Muitos notaram as tensões raciais, culturais e históricas que permeiam a cerimônia de casamento de Harry e Meghan, mas o compromisso do bispo Curry com a aceitação LGBTQ+ diante da Comunhão Anglicana mais conservadora, patriarcal e heteronormativa também contribuiu para a tensão religiosa e política palpável.

A Igreja Episcopal dos Estados Unidos foi fundada para se assemelhar a aspectos da democracia americana; a igreja se esforça para refletir as vozes e necessidades de seus membros no contexto dos ensinamentos de Jesus. Embora ainda cresça em seu lema de A Igreja Episcopal dá as boas-vindas a você, a Igreja Episcopal há muito tempo é líder entre as comunidades religiosas na afirmação e inclusão de pessoas LGBTQ+ e outras comunidades vulneráveis ​​na teologia e na política da igreja.

Eu cresci tanto como um muito adolescente bissexual enrustido e um muito participante ativo no ministério de jovens de minha cidade e estado. Embora eu nunca tenha saído do armário na comunidade da minha igreja, foi um lugar único que me ensinou que cada parte de quem eu era, mesmo as partes que eu não gostava ou que os outros envergonhavam, era digna de amor e aceitação. Muito antes de eu ver pessoas queer incluídas regularmente na grande mídia ou tratadas com dignidade nas notícias e na política, eu tinha modelos LGBTQ+ na Igreja Episcopal, do reverendo Gene Robinson (amplamente considerado o primeiro bispo gay assumido na história do cristianismo ), ao meu próprio pároco e bispo diocesano. Nunca me esqueci de ouvir o Rev. Episcopal Dr. Cameron Partridge, o primeiro padre transgênero a pregar na Catedral Nacional (uma Igreja Episcopal), exortando clérigos e líderes leigos de todo o meu estado natal a criar políticas afirmativas na Convenção Diocesana quando eu era no ensino médio.



A Igreja Episcopal trabalhou duro para me criar com a noção de que a justiça inclusiva LGBTQ+ é divina. Quando você é confirmado como membro adulto da Igreja Episcopal, você promete diante de sua comunidade e de Deus lutar pela justiça e paz entre todas as pessoas e respeitar a dignidade de cada ser humano.
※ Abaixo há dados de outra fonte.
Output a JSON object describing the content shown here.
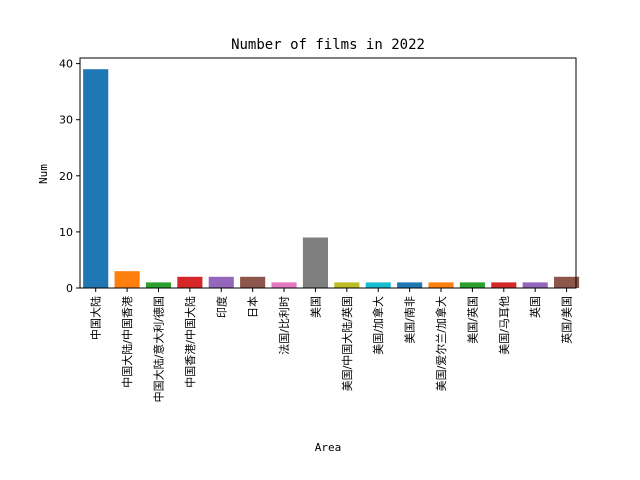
{
  "chart_data": {
    "type": "bar",
    "title": "Number of films in 2022",
    "xlabel": "Area",
    "ylabel": "Num",
    "ylim": [
      0,
      41
    ],
    "yticks": [
      0,
      10,
      20,
      30,
      40
    ],
    "grid": false,
    "categories": [
      "中国大陆",
      "中国大陆/中国香港",
      "中国大陆/意大利/德国",
      "中国香港/中国大陆",
      "印度",
      "日本",
      "法国/比利时",
      "美国",
      "美国/中国大陆/英国",
      "美国/加拿大",
      "美国/南非",
      "美国/爱尔兰/加拿大",
      "美国/英国",
      "美国/马耳他",
      "英国",
      "英国/美国"
    ],
    "values": [
      39,
      3,
      1,
      2,
      2,
      2,
      1,
      9,
      1,
      1,
      1,
      1,
      1,
      1,
      1,
      2
    ],
    "colors": [
      "#1f77b4",
      "#ff7f0e",
      "#2ca02c",
      "#d62728",
      "#9467bd",
      "#8c564b",
      "#e377c2",
      "#7f7f7f",
      "#bcbd22",
      "#17becf",
      "#1f77b4",
      "#ff7f0e",
      "#2ca02c",
      "#d62728",
      "#9467bd",
      "#8c564b"
    ]
  }
}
O Bispo Curry falou à família real, aos líderes anglicanos e ao mundo sobre o poder do amor para mudar o mundo. Ele falou da capacidade do amor sacrificial e redentor de erradicar a fome, a pobreza e a violência. Quando o amor for o caminho, deixaremos a justiça rolar como uma torrente poderosa e a justiça como um riacho sempre fluindo... Quando o amor é o caminho, há muito bom espaço - muito bom espaço - para todos os filhos de Deus. A Igreja Episcopal me ajudou a me ensinar que o amor – de fato, o amor cristão – necessariamente inclui promover a aceitação plena e a igualdade para todas as pessoas queer. Espero que a presença e o sermão do Bispo Curry no casamento real ajudem a ensinar essa mesma mensagem aos milhões de pessoas que assistiram.

Alexandra Bolles co-fundou a campanha digital anual viral, #BiWeek, e recebeu o prêmio Brenda Howard da PFLAG Queen por sua defesa bissexual+. Formada no Connecticut College e no PAICA Center, ela estudou Estudos Religiosos, Sociologia e o impacto das comunidades religiosas no bem-estar dos jovens queer.